Pertemuan Luffy dengan Kru Topi Jerami, Tervisualisasi dalam One Piece Live Action

Film “One Piece Live Action” menayang di platform digital streaming Netflix.  berikut adalah sinopsis “One Piece Live Action” yang mengisahkan awal pertemuan Luffy dengan kru kapalnya hingga menjalani petualangan bersama-sama.

Semarak co Salah satu serial live action yang diadaptasi dari manga dan anime terkenal, “One Piece”, telah ditayangkan platform digital streaming Netflix pada hari Kamis, 31 Agustus 2023. Dan kini akan di re-run kembali pada Maret 2026.

“One Piece Live Action” yang dinanti-nanti tayang dalam 8 episode pemutaran. Adapun durasi “One Piece Live Action” untuk per episodenya antara 50 menit hingga 1 jam lebih. Film ini tampil dengan trailer yang menjanjikan.

Film anime “One Piece Live Action” kenyataannya membuat para penggemar kagum meski mengalami banyak penyesuaian. Kostum yang serupa dengan di anime dan manga hingga tampilan kapal-kapal bajak laut yang menyerupai aslinya.

Penonton pun dimanjakan dengan visual yang begitu memukau dari latar tempat yang didatangi Luffy dkk. Lantas bagaimana dengan cerita yang dibawa “One Piece Live Action” ini? Sesuai namanya, “One Piece Live Action” bakal mengadaptasi jalan cerita dari manga dan anime “One Piece” itu sendiri.

Mengutip Kotaku, Jumat (1/9/2023), pada musim pertama serial “One Piece Live Action” bakal mendakup alur cerita utama dari awal manga saga East Blue hingga Arlong Park.

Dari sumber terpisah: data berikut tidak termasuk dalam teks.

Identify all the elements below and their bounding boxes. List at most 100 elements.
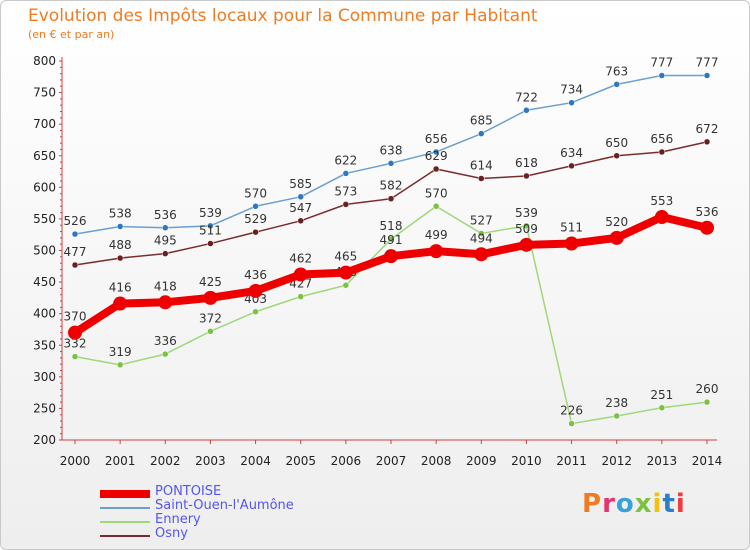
y-tick-label: 250 [33, 401, 56, 415]
data-point [703, 398, 711, 406]
data-point [613, 81, 620, 88]
data-label: 511 [560, 221, 583, 235]
data-label: 538 [109, 206, 132, 220]
data-point [207, 328, 214, 335]
data-point [207, 240, 214, 247]
data-point [568, 99, 575, 106]
data-label: 499 [425, 228, 448, 242]
y-tick-label: 450 [33, 275, 56, 289]
data-point [158, 295, 173, 310]
data-point [613, 412, 620, 420]
data-label: 539 [199, 206, 222, 220]
logo-letter: i [652, 489, 663, 519]
data-label: 518 [380, 219, 403, 233]
data-point [342, 281, 350, 289]
data-point [432, 148, 440, 156]
y-tick-label: 200 [33, 433, 56, 447]
data-point [387, 160, 395, 167]
data-label: 570 [244, 186, 267, 200]
data-point [68, 325, 82, 340]
data-point [387, 235, 395, 243]
data-label: 585 [289, 177, 312, 191]
data-label: 553 [650, 194, 673, 208]
data-point [703, 138, 711, 146]
data-point [252, 308, 259, 316]
x-tick-label: 2014 [692, 454, 723, 468]
data-point [207, 222, 214, 230]
data-label: 465 [334, 250, 357, 264]
x-tick-label: 2008 [421, 454, 452, 468]
data-point [297, 193, 304, 201]
data-label: 495 [154, 234, 177, 248]
data-label: 618 [515, 156, 538, 170]
y-tick-label: 300 [33, 370, 56, 384]
legend-label: Saint-Ouen-l'Aumône [155, 498, 294, 513]
data-point [523, 107, 530, 114]
data-point [519, 237, 534, 252]
data-point [384, 249, 398, 264]
data-label: 494 [470, 231, 493, 245]
data-label: 526 [64, 214, 87, 228]
data-label: 656 [650, 132, 673, 146]
logo-letter: i [675, 489, 686, 519]
data-label: 536 [696, 205, 719, 219]
data-label: 509 [515, 222, 538, 236]
data-label: 529 [244, 212, 267, 226]
data-label: 226 [560, 404, 583, 418]
data-point [342, 201, 350, 208]
x-tick-label: 2009 [466, 454, 497, 468]
y-tick-label: 400 [33, 307, 56, 321]
legend-swatch [100, 535, 150, 537]
data-label: 416 [109, 281, 132, 295]
data-point [432, 165, 440, 173]
data-point [478, 230, 485, 237]
data-point [700, 220, 714, 235]
data-label: 650 [605, 136, 628, 150]
data-point [432, 203, 440, 210]
logo-letter: o [615, 489, 635, 519]
data-point [71, 261, 79, 269]
x-tick-label: 2003 [195, 454, 226, 468]
data-label: 656 [425, 132, 448, 146]
proxiti-logo: Proxiti [582, 489, 686, 519]
data-point [252, 203, 259, 210]
data-point [116, 223, 124, 230]
data-label: 685 [470, 114, 493, 128]
data-point [564, 236, 579, 251]
data-point [162, 350, 169, 358]
x-tick-label: 2005 [285, 454, 316, 468]
data-label: 488 [109, 238, 132, 252]
data-point [387, 195, 395, 202]
x-tick-label: 2010 [511, 454, 542, 468]
data-point [162, 250, 169, 257]
data-label: 570 [425, 186, 448, 200]
data-label: 777 [650, 56, 673, 70]
data-point [297, 217, 304, 225]
data-point [654, 210, 669, 225]
y-tick-label: 500 [33, 244, 56, 258]
data-point [116, 254, 124, 262]
x-tick-label: 2012 [601, 454, 632, 468]
data-point [658, 404, 666, 412]
data-point [568, 420, 575, 427]
y-tick-label: 750 [33, 86, 56, 100]
logo-letter: x [634, 489, 653, 519]
x-tick-label: 2000 [60, 454, 91, 468]
data-point [297, 293, 304, 300]
data-point [252, 228, 259, 236]
data-point [116, 361, 124, 369]
x-tick-label: 2006 [331, 454, 362, 468]
data-point [71, 353, 79, 360]
data-label: 491 [380, 233, 403, 247]
data-point [162, 224, 169, 232]
y-tick-label: 600 [33, 180, 56, 194]
data-point [71, 230, 79, 238]
data-label: 672 [696, 122, 719, 136]
y-tick-label: 350 [33, 338, 56, 352]
data-point [429, 244, 444, 259]
legend-label: Ennery [155, 512, 201, 527]
data-point [248, 283, 263, 298]
data-label: 614 [470, 158, 493, 172]
data-label: 425 [199, 275, 222, 289]
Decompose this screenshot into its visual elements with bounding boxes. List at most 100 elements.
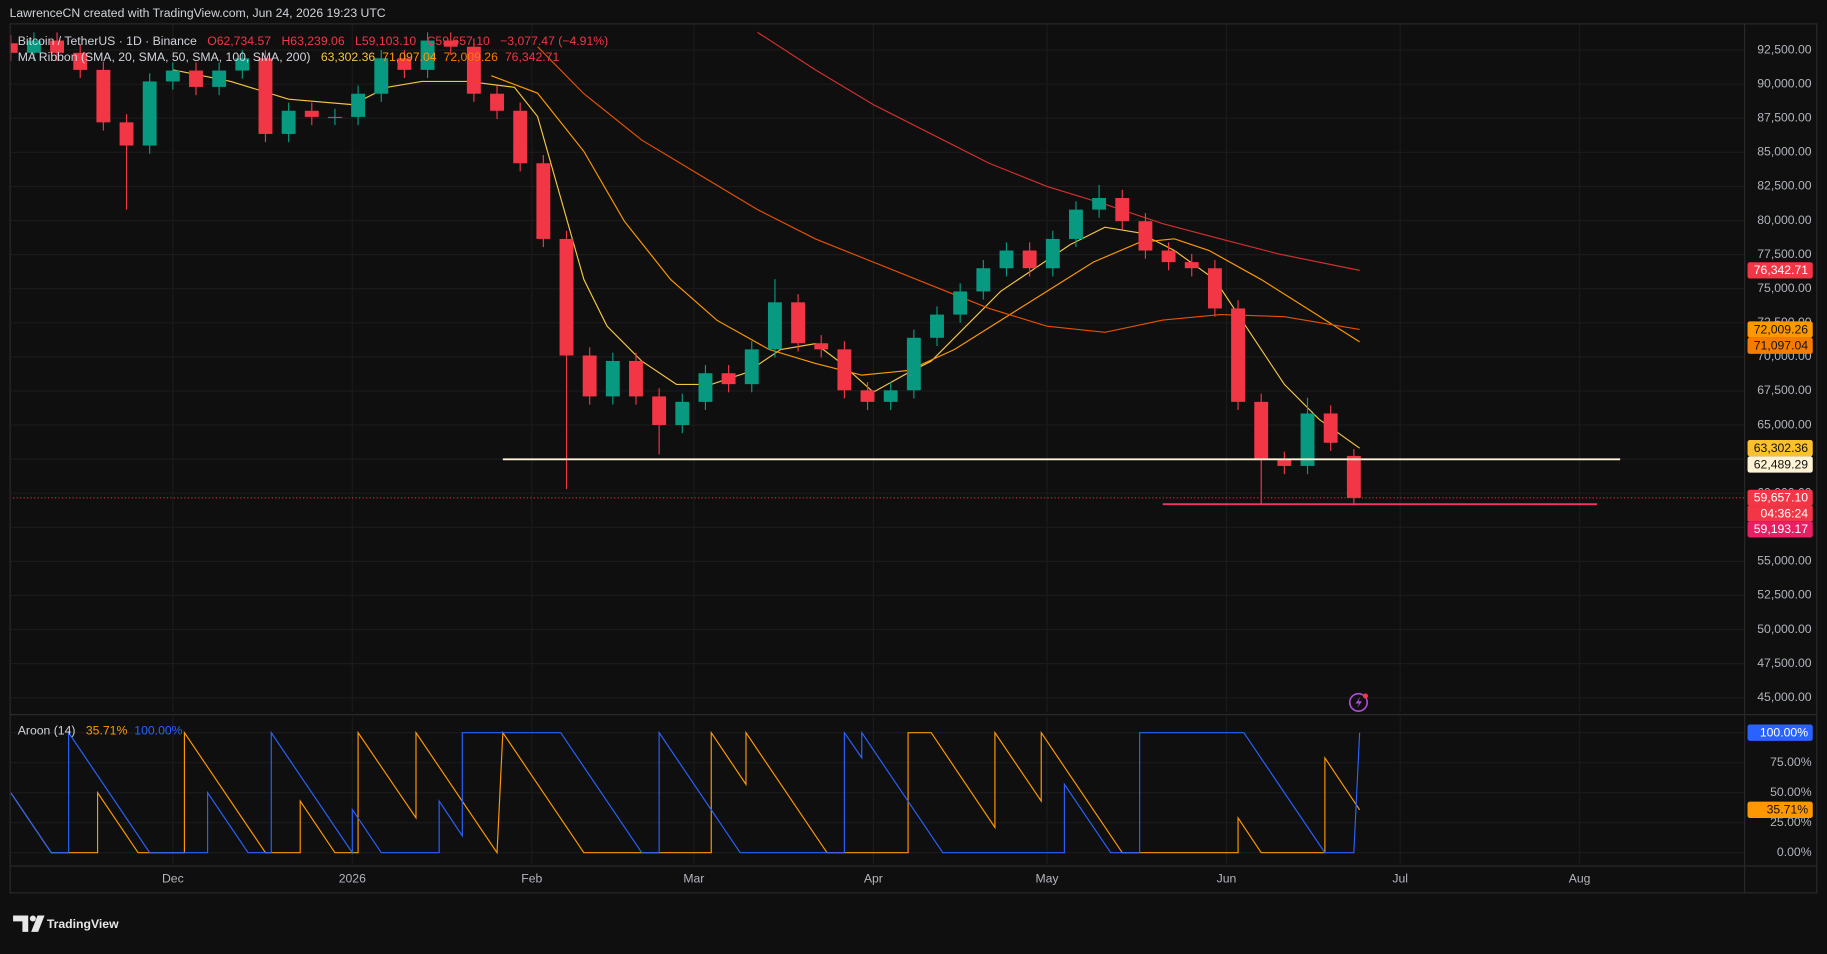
y-tick-label: 67,500.00 <box>1757 383 1812 397</box>
chart-frame <box>9 23 1818 894</box>
candle-body <box>883 390 898 402</box>
x-tick-label: Mar <box>683 872 704 886</box>
candle-body <box>258 58 273 134</box>
candle-body <box>1254 401 1269 460</box>
brand: TradingView <box>13 915 119 932</box>
aroon-name: Aroon (14) <box>18 724 76 738</box>
price-tag-label: 62,489.29 <box>1754 457 1809 471</box>
candle-body <box>860 390 875 402</box>
candle-body <box>374 58 389 94</box>
candle-body <box>1300 413 1315 466</box>
candle-body <box>327 116 342 119</box>
y-tick-label: 77,500.00 <box>1757 247 1812 261</box>
ma-line <box>491 75 1360 376</box>
candle-body <box>582 355 597 397</box>
y-tick-label: 85,000.00 <box>1757 145 1812 159</box>
price-plot <box>9 31 1745 506</box>
candle-body <box>9 43 18 53</box>
ohlc-open: O62,734.57 <box>207 34 271 48</box>
ohlc-close: C59,657.10 <box>427 34 490 48</box>
y-tick-label: 75,000.00 <box>1757 281 1812 295</box>
candle-body <box>119 122 134 146</box>
candle-body <box>212 70 227 87</box>
ma-name: MA Ribbon (SMA, 20, SMA, 50, SMA, 100, S… <box>18 50 311 64</box>
legend-value: 100.00% <box>134 724 182 738</box>
candle-body <box>976 268 991 292</box>
candle-body <box>1346 455 1361 498</box>
legend-value: 76,342.71 <box>505 50 560 64</box>
y-tick-label: 45,000.00 <box>1757 690 1812 704</box>
credit: LawrenceCN created with TradingView.com,… <box>10 6 386 20</box>
x-tick-label: May <box>1035 872 1059 886</box>
candle-body <box>1161 250 1176 263</box>
price-tag <box>1747 321 1813 338</box>
ma-legend: MA Ribbon (SMA, 20, SMA, 50, SMA, 100, S… <box>18 50 560 64</box>
price-tag-label: 100.00% <box>1760 726 1808 740</box>
candle-body <box>605 360 620 397</box>
candle-body <box>652 396 667 426</box>
y-tick-label: 90,000.00 <box>1757 76 1812 90</box>
price-tag <box>1747 440 1813 457</box>
candle-body <box>744 349 759 385</box>
candle-body <box>513 110 528 164</box>
y-tick-label: 50,000.00 <box>1757 622 1812 636</box>
aroon-line <box>10 730 1361 855</box>
price-tag <box>1747 456 1813 473</box>
candle-body <box>73 52 88 70</box>
y-tick-label: 52,500.00 <box>1757 588 1812 602</box>
candle-body <box>675 401 690 426</box>
logo-mark-dot <box>29 915 36 922</box>
y-tick-label: 47,500.00 <box>1757 656 1812 670</box>
candle-body <box>281 110 296 134</box>
aroon-plot <box>10 730 1361 855</box>
legend-value: 72,009.26 <box>444 50 499 64</box>
price-tag-label: 59,193.17 <box>1754 522 1809 536</box>
candle-body <box>1138 221 1153 251</box>
candle-body <box>420 40 435 70</box>
ohlc-low: L59,103.10 <box>355 34 416 48</box>
x-tick-label: Feb <box>521 872 542 886</box>
candle-body <box>1231 308 1245 402</box>
price-tag <box>1747 521 1813 538</box>
y-tick-label: 0.00% <box>1777 845 1812 859</box>
candle-body <box>1022 250 1037 269</box>
candle-body <box>721 373 736 385</box>
candle-body <box>1323 413 1338 443</box>
price-tag-label: 72,009.26 <box>1754 322 1809 336</box>
brand-name: TradingView <box>47 917 119 931</box>
alert-bolt[interactable] <box>1355 696 1362 709</box>
x-tick-label: Jul <box>1392 872 1408 886</box>
y-tick-label: 87,500.00 <box>1757 110 1812 124</box>
candle-body <box>930 314 944 338</box>
alert-ring[interactable] <box>1348 692 1369 712</box>
candle-body <box>96 69 111 123</box>
candle-body <box>953 291 968 315</box>
x-tick-label: Apr <box>864 872 883 886</box>
legend-value: 63,302.36 <box>321 50 376 64</box>
x-tick-label: Aug <box>1569 872 1591 886</box>
candle-body <box>1092 198 1107 210</box>
legend-value: 35.71% <box>86 724 128 738</box>
candle-body <box>466 46 481 94</box>
ohlc-change: −3,077.47 (−4.91%) <box>500 34 608 48</box>
price-tag <box>1747 337 1813 354</box>
candle-body <box>189 70 203 87</box>
ohlc-high: H63,239.06 <box>281 34 344 48</box>
candle-body <box>26 40 41 53</box>
price-tag <box>1747 489 1813 507</box>
candle-body <box>50 40 65 53</box>
y-tick-label: 25.00% <box>1770 815 1812 829</box>
alert-dot <box>1362 693 1369 699</box>
ma-line <box>757 31 1360 271</box>
price-tag-label: 71,097.04 <box>1754 339 1809 353</box>
candle-body <box>791 302 806 344</box>
x-tick-label: Dec <box>162 872 184 886</box>
alert-icon[interactable] <box>1348 692 1369 712</box>
candle-body <box>1069 209 1083 239</box>
symbol: Bitcoin / TetherUS · 1D · Binance <box>18 34 197 48</box>
y-tick-label: 82,500.00 <box>1757 179 1812 193</box>
price-tag-label: 59,657.10 <box>1754 491 1809 505</box>
aroon-legend: Aroon (14) 35.71% 100.00% <box>18 724 183 738</box>
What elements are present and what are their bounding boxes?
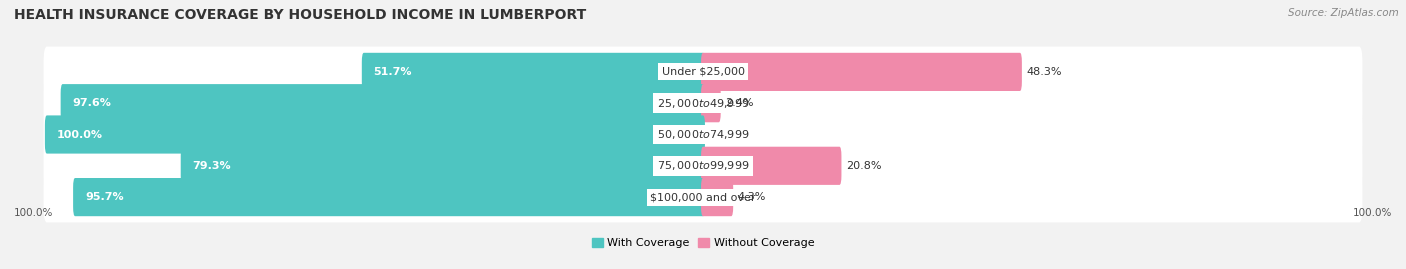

Kisah memerlihatkan bagaimana Luffy mengumpulkan para kru bajak laut topi jerami.

Ini dalam upaya mereka mencari harta karun tersembunyi milik bajak laut terkenal Gol D Roger. Tentunya, live action One Piece ini dimodifikasi sedemikian rupa, tetapi tetap mengikuti alur manga bikinan Eiichiro Oda.

Di laman Netflix, seperti dilansir Liputan6.com (23/2), menjelaskan, serial pertama dari “Live Action One Piece” ini akan mencakup cerita mulai dari arc Romance Dawn hingga Loguetown. Pada episode pertama yang mengangkat judul “Romance Dawn”, dikisahkan Luffy berlayar dengan perahu kecilnya.

Saat perahu yang ditumpangi rusak, ia pun menyelamatkan diri dengan masuk ke drum dan sampai di kapal bajak laut dan menyelamatkan Koby yang menjadi budak di sana. Koby bercerita dirinya mau jadi marinir sementara Luffy menceritakan mimpinya untuk jadi raja bajak laut.

Dari situ petualangan Luffy berlanjut hingga Luffy bertemu Nami, dan keduanya berakhir dengan keberhasilan mencuri peta Grand Line. Di tengah pelarian tersebut, Luffy dan Nami bertemu dengan Roronoa Zoro yang ikut serta.

Membawa-bawa peta Grand Line yang diinginkan banyak bajak laut, ketiganya pun jadi incaran hingga ditangkap oleh bajak laut badut, Buggy.  Sementara itu, Koby mencoba meraih mimpi dengan bergabung dengan marinir yang dipimpin oleh Wakil Laksamana Garp, yang juga merupakan kakek Luffy.

Di episode ketiga, Luffy, Zoro dan Nami bertemu dengan Usopp. Sementara Luffy dkk jadi buruan Garp karena mencuri peta Grand Line. Garp dengan bantuan Koby mulai mencari Luffy, guna mencegah sang cucu menjadi bajak laut.

Nantinya, penonton juga akan diajak dan sekaligus diperkenalkan dengan Sanji, anggota kru Bajak Laut Topi Jerami yang berikutnya. Dalam arc Baratie ini, penonton akan diperkenalkan dengan sosok bernama Dracule Mihawk.

Penonton juga akan disajikan pertarungan luar biasa antara Mihawk vs Zoro, dan menjadi momen paling menyentuh penikmat setia “One Piece”. Di arc Arlong Park, kita juga akan mengetahui lebih lanjut tentang masa lalu Nami dan apa yang membuatnya sulit percaya ke orang lain.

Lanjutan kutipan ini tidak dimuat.